Chekhov is the most obvious inspiration, as circumstances see possessions – a memory-laden, off-stage piano, even the kitchen table – removed, and the family besieged by financial pressures from the ruthless rich. The Gabriels’ social support, intimate warmth and spontaneous humour – and these are very funny plays – keep them fighting their losing battles. The constant movement and murmur of kitchen tasks, turned backs and occasionally semi-audible talk, overlooked and overheard from the Richard Attenborough Centre’s small, three-sided auditorium, draw us into the family’s space.

As much as anything, The Gabriels relies on the marathon work of its six physically distinct actors.

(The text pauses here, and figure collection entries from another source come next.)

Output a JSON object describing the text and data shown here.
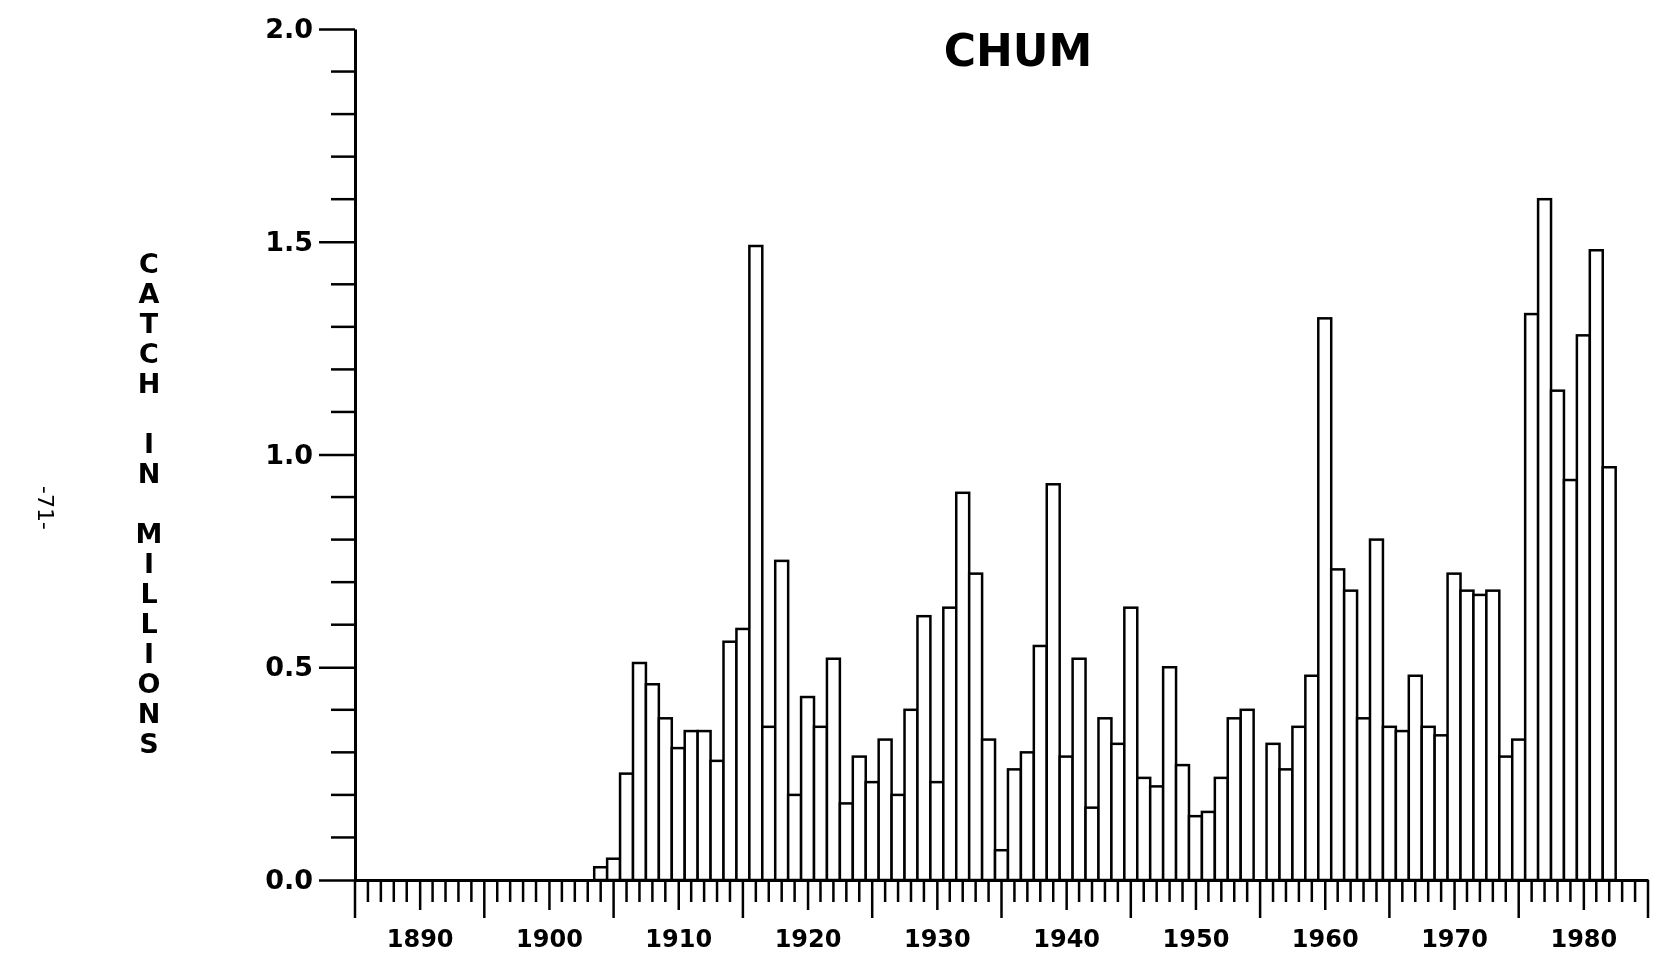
{
  "chart_data": {
    "type": "bar",
    "title": "CHUM",
    "ylabel": "CATCH IN MILLIONS",
    "annotations": [
      "-71-"
    ],
    "x": [
      1904,
      1905,
      1906,
      1907,
      1908,
      1909,
      1910,
      1911,
      1912,
      1913,
      1914,
      1915,
      1916,
      1917,
      1918,
      1919,
      1920,
      1921,
      1922,
      1923,
      1924,
      1925,
      1926,
      1927,
      1928,
      1929,
      1930,
      1931,
      1932,
      1933,
      1934,
      1935,
      1936,
      1937,
      1938,
      1939,
      1940,
      1941,
      1942,
      1943,
      1944,
      1945,
      1946,
      1947,
      1948,
      1949,
      1950,
      1951,
      1952,
      1953,
      1954,
      1955,
      1956,
      1957,
      1958,
      1959,
      1960,
      1961,
      1962,
      1963,
      1964,
      1965,
      1966,
      1967,
      1968,
      1969,
      1970,
      1971,
      1972,
      1973,
      1974,
      1975,
      1976,
      1977,
      1978,
      1979,
      1980,
      1981,
      1982
    ],
    "values": [
      0.03,
      0.05,
      0.25,
      0.51,
      0.46,
      0.38,
      0.31,
      0.35,
      0.35,
      0.28,
      0.56,
      0.59,
      1.49,
      0.36,
      0.75,
      0.2,
      0.43,
      0.36,
      0.52,
      0.18,
      0.29,
      0.23,
      0.33,
      0.2,
      0.4,
      0.62,
      0.23,
      0.64,
      0.91,
      0.72,
      0.33,
      0.07,
      0.26,
      0.3,
      0.55,
      0.93,
      0.29,
      0.52,
      0.17,
      0.38,
      0.32,
      0.64,
      0.24,
      0.22,
      0.5,
      0.27,
      0.15,
      0.16,
      0.24,
      0.38,
      0.4,
      0,
      0.32,
      0.26,
      0.36,
      0.48,
      1.32,
      0.73,
      0.68,
      0.38,
      0.8,
      0.36,
      0.35,
      0.48,
      0.36,
      0.34,
      0.72,
      0.68,
      0.67,
      0.68,
      0.29,
      0.33,
      1.33,
      1.6,
      1.15,
      0.94,
      1.28,
      1.48,
      0.97
    ],
    "color": "#ffffff",
    "xlim": [
      1885,
      1985
    ],
    "xticks": [
      1890,
      1900,
      1910,
      1920,
      1930,
      1940,
      1950,
      1960,
      1970,
      1980
    ],
    "ylim": [
      0,
      2
    ],
    "yticks": [
      {
        "value": 0,
        "label": "0.0"
      },
      {
        "value": 0.5,
        "label": "0.5"
      },
      {
        "value": 1,
        "label": "1.0"
      },
      {
        "value": 1.5,
        "label": "1.5"
      },
      {
        "value": 2,
        "label": "2.0"
      }
    ]
  }
}
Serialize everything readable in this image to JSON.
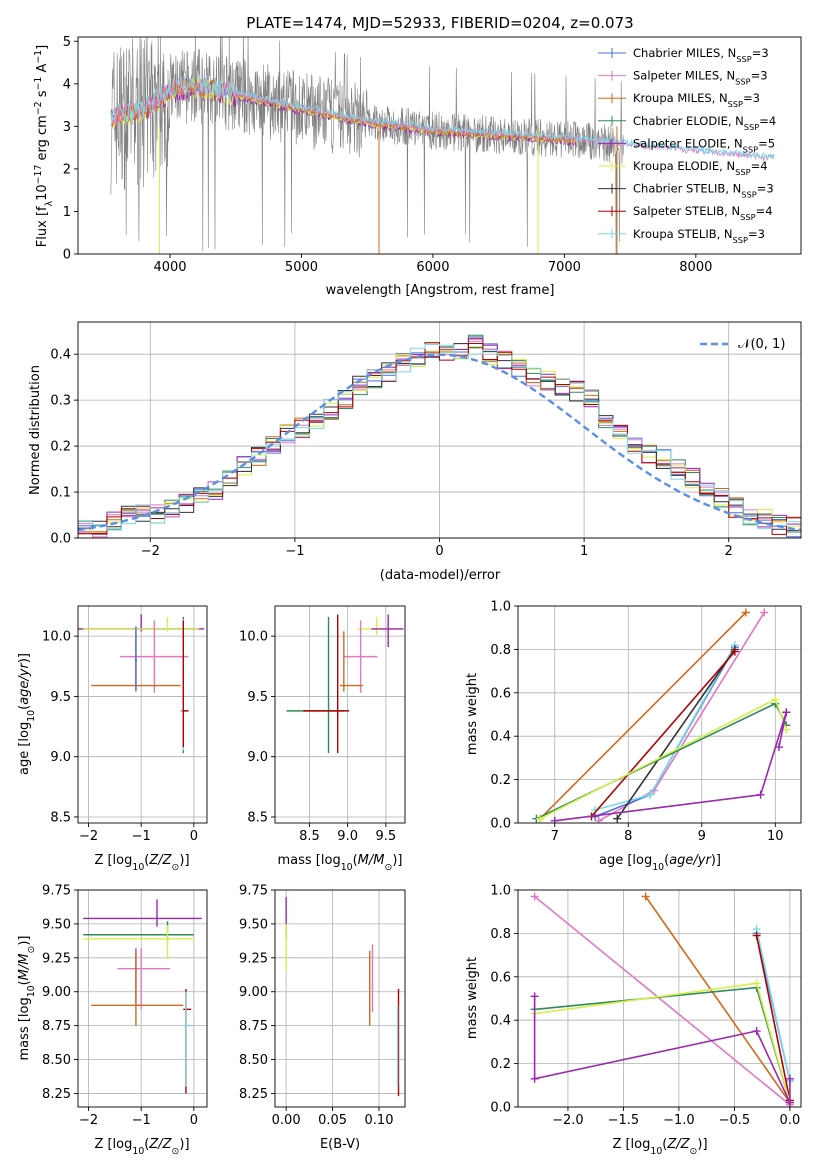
{
  "figure_title": "PLATE=1474, MJD=52933, FIBERID=0204, z=0.073",
  "colors": {
    "Chabrier MILES": "#4a6fe3",
    "Salpeter MILES": "#e377c2",
    "Kroupa MILES": "#d2691e",
    "Chabrier ELODIE": "#2e8b57",
    "Salpeter ELODIE": "#9c27b0",
    "Kroupa ELODIE": "#d4f04a",
    "Chabrier STELIB": "#333333",
    "Salpeter STELIB": "#b00000",
    "Kroupa STELIB": "#7fd8e8",
    "data": "#808080",
    "normal": "#5b8ee6"
  },
  "chart_data": [
    {
      "id": "spectrum",
      "type": "line",
      "title": "PLATE=1474, MJD=52933, FIBERID=0204, z=0.073",
      "xlabel": "wavelength [Angstrom, rest frame]",
      "ylabel": "Flux [f_λ 10^-17 erg cm^-2 s^-1 A^-1]",
      "xlim": [
        3300,
        8800
      ],
      "ylim": [
        0,
        5.1
      ],
      "xticks": [
        4000,
        5000,
        6000,
        7000,
        8000
      ],
      "yticks": [
        0,
        1,
        2,
        3,
        4,
        5
      ],
      "legend_position": "top-right",
      "legend": [
        {
          "label": "Chabrier MILES, N",
          "sub": "SSP",
          "suffix": "=3"
        },
        {
          "label": "Salpeter MILES, N",
          "sub": "SSP",
          "suffix": "=3"
        },
        {
          "label": "Kroupa MILES, N",
          "sub": "SSP",
          "suffix": "=3"
        },
        {
          "label": "Chabrier ELODIE, N",
          "sub": "SSP",
          "suffix": "=4"
        },
        {
          "label": "Salpeter ELODIE, N",
          "sub": "SSP",
          "suffix": "=5"
        },
        {
          "label": "Kroupa ELODIE, N",
          "sub": "SSP",
          "suffix": "=4"
        },
        {
          "label": "Chabrier STELIB, N",
          "sub": "SSP",
          "suffix": "=3"
        },
        {
          "label": "Salpeter STELIB, N",
          "sub": "SSP",
          "suffix": "=4"
        },
        {
          "label": "Kroupa STELIB, N",
          "sub": "SSP",
          "suffix": "=3"
        }
      ],
      "continuum": [
        [
          3550,
          3.2
        ],
        [
          3650,
          3.3
        ],
        [
          3800,
          3.35
        ],
        [
          3900,
          3.6
        ],
        [
          4000,
          3.85
        ],
        [
          4200,
          3.95
        ],
        [
          4500,
          3.75
        ],
        [
          5000,
          3.4
        ],
        [
          5500,
          3.1
        ],
        [
          6000,
          2.9
        ],
        [
          6500,
          2.8
        ],
        [
          7000,
          2.7
        ],
        [
          7500,
          2.55
        ],
        [
          8000,
          2.4
        ],
        [
          8500,
          2.25
        ]
      ],
      "data_range": [
        3550,
        7450
      ],
      "model_range": [
        3550,
        8600
      ]
    },
    {
      "id": "residuals",
      "type": "step",
      "xlabel": "(data-model)/error",
      "ylabel": "Normed distribution",
      "xlim": [
        -2.5,
        2.5
      ],
      "ylim": [
        0,
        0.47
      ],
      "xticks": [
        -2,
        -1,
        0,
        1,
        2
      ],
      "yticks": [
        0.0,
        0.1,
        0.2,
        0.3,
        0.4
      ],
      "legend_position": "top-right",
      "legend": [
        "𝒩(0, 1)"
      ],
      "bin_width": 0.1,
      "histogram": [
        0.018,
        0.025,
        0.035,
        0.05,
        0.052,
        0.053,
        0.06,
        0.075,
        0.088,
        0.1,
        0.125,
        0.16,
        0.18,
        0.2,
        0.225,
        0.24,
        0.26,
        0.28,
        0.3,
        0.33,
        0.345,
        0.36,
        0.38,
        0.395,
        0.405,
        0.4,
        0.41,
        0.42,
        0.4,
        0.385,
        0.37,
        0.35,
        0.34,
        0.33,
        0.32,
        0.3,
        0.26,
        0.23,
        0.2,
        0.185,
        0.17,
        0.15,
        0.13,
        0.11,
        0.09,
        0.065,
        0.05,
        0.04,
        0.03,
        0.025
      ]
    },
    {
      "id": "age_vs_Z",
      "type": "errorbar",
      "xlabel": "Z [log10(Z/Z⊙)]",
      "ylabel": "age [log10(age/yr)]",
      "xlim": [
        -2.2,
        0.25
      ],
      "ylim": [
        8.45,
        10.25
      ],
      "xticks": [
        -2,
        -1,
        0
      ],
      "yticks": [
        8.5,
        9.0,
        9.5,
        10.0
      ],
      "points": [
        {
          "model": "Salpeter ELODIE",
          "x": -1.0,
          "xerr": [
            2.1,
            1.2
          ],
          "y": 10.06,
          "yerr": [
            0.02,
            0.12
          ]
        },
        {
          "model": "Kroupa ELODIE",
          "x": -0.5,
          "xerr": [
            1.6,
            0.6
          ],
          "y": 10.06,
          "yerr": [
            0.02,
            0.1
          ]
        },
        {
          "model": "Salpeter MILES",
          "x": -0.75,
          "xerr": [
            0.65,
            0.65
          ],
          "y": 9.83,
          "yerr": [
            0.3,
            0.3
          ]
        },
        {
          "model": "Kroupa MILES",
          "x": -1.1,
          "xerr": [
            0.85,
            0.85
          ],
          "y": 9.59,
          "yerr": [
            0.05,
            0.45
          ]
        },
        {
          "model": "Chabrier MILES",
          "x": -1.1,
          "xerr": [
            0.02,
            0.02
          ],
          "y": 9.8,
          "yerr": [
            0.25,
            0.28
          ]
        },
        {
          "model": "Chabrier ELODIE",
          "x": -0.2,
          "xerr": [
            0.05,
            0.05
          ],
          "y": 9.38,
          "yerr": [
            0.35,
            0.78
          ]
        },
        {
          "model": "Kroupa STELIB",
          "x": -0.2,
          "xerr": [
            0.05,
            0.05
          ],
          "y": 9.38,
          "yerr": [
            0.33,
            0.76
          ]
        },
        {
          "model": "Salpeter STELIB",
          "x": -0.2,
          "xerr": [
            0.02,
            0.1
          ],
          "y": 9.38,
          "yerr": [
            0.3,
            0.75
          ]
        }
      ]
    },
    {
      "id": "age_vs_mass",
      "type": "errorbar",
      "xlabel": "mass [log10(M/M⊙)]",
      "ylabel": "",
      "xlim": [
        8.05,
        9.75
      ],
      "ylim": [
        8.45,
        10.25
      ],
      "xticks": [
        8.5,
        9.0,
        9.5
      ],
      "yticks": [
        8.5,
        9.0,
        9.5,
        10.0
      ],
      "points": [
        {
          "model": "Kroupa ELODIE",
          "x": 9.38,
          "xerr": [
            0.25,
            0.3
          ],
          "y": 10.06,
          "yerr": [
            0.05,
            0.1
          ]
        },
        {
          "model": "Salpeter ELODIE",
          "x": 9.53,
          "xerr": [
            0.22,
            0.2
          ],
          "y": 10.06,
          "yerr": [
            0.15,
            0.12
          ]
        },
        {
          "model": "Salpeter MILES",
          "x": 9.17,
          "xerr": [
            0.22,
            0.22
          ],
          "y": 9.83,
          "yerr": [
            0.3,
            0.3
          ]
        },
        {
          "model": "Kroupa MILES",
          "x": 8.95,
          "xerr": [
            0.05,
            0.25
          ],
          "y": 9.59,
          "yerr": [
            0.05,
            0.45
          ]
        },
        {
          "model": "Chabrier ELODIE",
          "x": 8.75,
          "xerr": [
            0.55,
            0.2
          ],
          "y": 9.38,
          "yerr": [
            0.35,
            0.78
          ]
        },
        {
          "model": "Salpeter STELIB",
          "x": 8.87,
          "xerr": [
            0.45,
            0.15
          ],
          "y": 9.38,
          "yerr": [
            0.35,
            0.8
          ]
        }
      ]
    },
    {
      "id": "weight_vs_age",
      "type": "line",
      "xlabel": "age [log10(age/yr)]",
      "ylabel": "mass weight",
      "xlim": [
        6.5,
        10.35
      ],
      "ylim": [
        0,
        1
      ],
      "xticks": [
        7,
        8,
        9,
        10
      ],
      "yticks": [
        0.0,
        0.2,
        0.4,
        0.6,
        0.8,
        1.0
      ],
      "series": [
        {
          "model": "Salpeter MILES",
          "x": [
            7.6,
            8.35,
            9.85
          ],
          "y": [
            0.01,
            0.15,
            0.97
          ]
        },
        {
          "model": "Kroupa MILES",
          "x": [
            6.8,
            9.6
          ],
          "y": [
            0.02,
            0.97
          ]
        },
        {
          "model": "Chabrier MILES",
          "x": [
            7.55,
            8.3,
            9.45
          ],
          "y": [
            0.03,
            0.13,
            0.81
          ]
        },
        {
          "model": "Kroupa STELIB",
          "x": [
            7.55,
            8.3,
            9.45
          ],
          "y": [
            0.06,
            0.13,
            0.82
          ]
        },
        {
          "model": "Chabrier STELIB",
          "x": [
            7.85,
            9.45
          ],
          "y": [
            0.02,
            0.8
          ]
        },
        {
          "model": "Salpeter STELIB",
          "x": [
            7.5,
            9.45
          ],
          "y": [
            0.03,
            0.79
          ]
        },
        {
          "model": "Chabrier ELODIE",
          "x": [
            6.75,
            10.0,
            10.15
          ],
          "y": [
            0.02,
            0.55,
            0.45
          ]
        },
        {
          "model": "Kroupa ELODIE",
          "x": [
            6.8,
            10.0,
            10.15
          ],
          "y": [
            0.02,
            0.57,
            0.43
          ]
        },
        {
          "model": "Salpeter ELODIE",
          "x": [
            7.0,
            9.8,
            10.15,
            10.05,
            10.15
          ],
          "y": [
            0.01,
            0.13,
            0.51,
            0.35,
            0.51
          ]
        }
      ]
    },
    {
      "id": "mass_vs_Z",
      "type": "errorbar",
      "xlabel": "Z [log10(Z/Z⊙)]",
      "ylabel": "mass [log10(M/M⊙)]",
      "xlim": [
        -2.2,
        0.25
      ],
      "ylim": [
        8.15,
        9.75
      ],
      "xticks": [
        -2,
        -1,
        0
      ],
      "yticks": [
        8.25,
        8.5,
        8.75,
        9.0,
        9.25,
        9.5,
        9.75
      ],
      "points": [
        {
          "model": "Salpeter ELODIE",
          "x": -0.7,
          "xerr": [
            1.4,
            0.85
          ],
          "y": 9.54,
          "yerr": [
            0.06,
            0.14
          ]
        },
        {
          "model": "Chabrier ELODIE",
          "x": -0.5,
          "xerr": [
            1.6,
            0.5
          ],
          "y": 9.42,
          "yerr": [
            0.05,
            0.1
          ]
        },
        {
          "model": "Kroupa ELODIE",
          "x": -0.5,
          "xerr": [
            1.6,
            0.5
          ],
          "y": 9.39,
          "yerr": [
            0.15,
            0.1
          ]
        },
        {
          "model": "Salpeter MILES",
          "x": -1.0,
          "xerr": [
            0.45,
            0.55
          ],
          "y": 9.17,
          "yerr": [
            0.3,
            0.15
          ]
        },
        {
          "model": "Chabrier MILES",
          "x": -1.1,
          "xerr": [
            0.02,
            0.02
          ],
          "y": 9.17,
          "yerr": [
            0.25,
            0.15
          ]
        },
        {
          "model": "Kroupa MILES",
          "x": -1.1,
          "xerr": [
            0.85,
            0.9
          ],
          "y": 8.9,
          "yerr": [
            0.15,
            0.4
          ]
        },
        {
          "model": "Salpeter STELIB",
          "x": -0.15,
          "xerr": [
            0.05,
            0.1
          ],
          "y": 8.87,
          "yerr": [
            0.62,
            0.15
          ]
        },
        {
          "model": "Kroupa STELIB",
          "x": -0.15,
          "xerr": [
            0.05,
            0.12
          ],
          "y": 8.75,
          "yerr": [
            0.45,
            0.25
          ]
        }
      ]
    },
    {
      "id": "mass_vs_EBV",
      "type": "errorbar",
      "xlabel": "E(B-V)",
      "ylabel": "",
      "xlim": [
        -0.012,
        0.128
      ],
      "ylim": [
        8.15,
        9.75
      ],
      "xticks": [
        0.0,
        0.05,
        0.1
      ],
      "yticks": [
        8.25,
        8.5,
        8.75,
        9.0,
        9.25,
        9.5,
        9.75
      ],
      "points": [
        {
          "model": "Salpeter ELODIE",
          "x": 0.0,
          "xerr": [
            0,
            0
          ],
          "y": 9.55,
          "yerr": [
            0.15,
            0.15
          ]
        },
        {
          "model": "Kroupa ELODIE",
          "x": 0.0,
          "xerr": [
            0,
            0
          ],
          "y": 9.35,
          "yerr": [
            0.2,
            0.15
          ]
        },
        {
          "model": "Salpeter MILES",
          "x": 0.093,
          "xerr": [
            0,
            0
          ],
          "y": 9.05,
          "yerr": [
            0.2,
            0.3
          ]
        },
        {
          "model": "Kroupa MILES",
          "x": 0.09,
          "xerr": [
            0,
            0
          ],
          "y": 9.0,
          "yerr": [
            0.25,
            0.3
          ]
        },
        {
          "model": "Salpeter STELIB",
          "x": 0.121,
          "xerr": [
            0,
            0
          ],
          "y": 8.65,
          "yerr": [
            0.42,
            0.37
          ]
        },
        {
          "model": "Kroupa STELIB",
          "x": 0.12,
          "xerr": [
            0,
            0
          ],
          "y": 8.6,
          "yerr": [
            0.3,
            0.3
          ]
        }
      ]
    },
    {
      "id": "weight_vs_Z",
      "type": "line",
      "xlabel": "Z [log10(Z/Z⊙)]",
      "ylabel": "mass weight",
      "xlim": [
        -2.45,
        0.1
      ],
      "ylim": [
        0,
        1
      ],
      "xticks": [
        -2.0,
        -1.5,
        -1.0,
        -0.5,
        0.0
      ],
      "yticks": [
        0.0,
        0.2,
        0.4,
        0.6,
        0.8,
        1.0
      ],
      "series": [
        {
          "model": "Salpeter MILES",
          "x": [
            -2.3,
            0.0
          ],
          "y": [
            0.97,
            0.01
          ]
        },
        {
          "model": "Kroupa MILES",
          "x": [
            -1.3,
            0.0
          ],
          "y": [
            0.97,
            0.02
          ]
        },
        {
          "model": "Chabrier MILES",
          "x": [
            -0.3,
            0.0
          ],
          "y": [
            0.8,
            0.12
          ]
        },
        {
          "model": "Kroupa STELIB",
          "x": [
            -0.3,
            0.0
          ],
          "y": [
            0.82,
            0.12
          ]
        },
        {
          "model": "Salpeter STELIB",
          "x": [
            -0.3,
            0.0
          ],
          "y": [
            0.79,
            0.03
          ]
        },
        {
          "model": "Chabrier ELODIE",
          "x": [
            -2.3,
            -0.3,
            0.0
          ],
          "y": [
            0.45,
            0.55,
            0.02
          ]
        },
        {
          "model": "Kroupa ELODIE",
          "x": [
            -2.3,
            -0.3,
            0.0
          ],
          "y": [
            0.43,
            0.57,
            0.02
          ]
        },
        {
          "model": "Salpeter ELODIE",
          "x": [
            -2.3,
            -2.3,
            -0.3,
            0.0,
            0.0
          ],
          "y": [
            0.51,
            0.13,
            0.35,
            0.02,
            0.13
          ]
        }
      ]
    }
  ]
}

Jay O. Sanders’ burly George, the family’s remaining man, gruff, kindly, yet smarting most directly from the casual contempt of the wealthy, contrasts with 74-year-old Roberta Maxwell’s matriarch Patricia, shrinking and weakened by a stroke over the plays’ course, but growing in flickering potency. The family’s soft physical support of the mother who once dominated them, and Mary’s haunted, horrified grief at the end of each play, linger longer than the name of the President.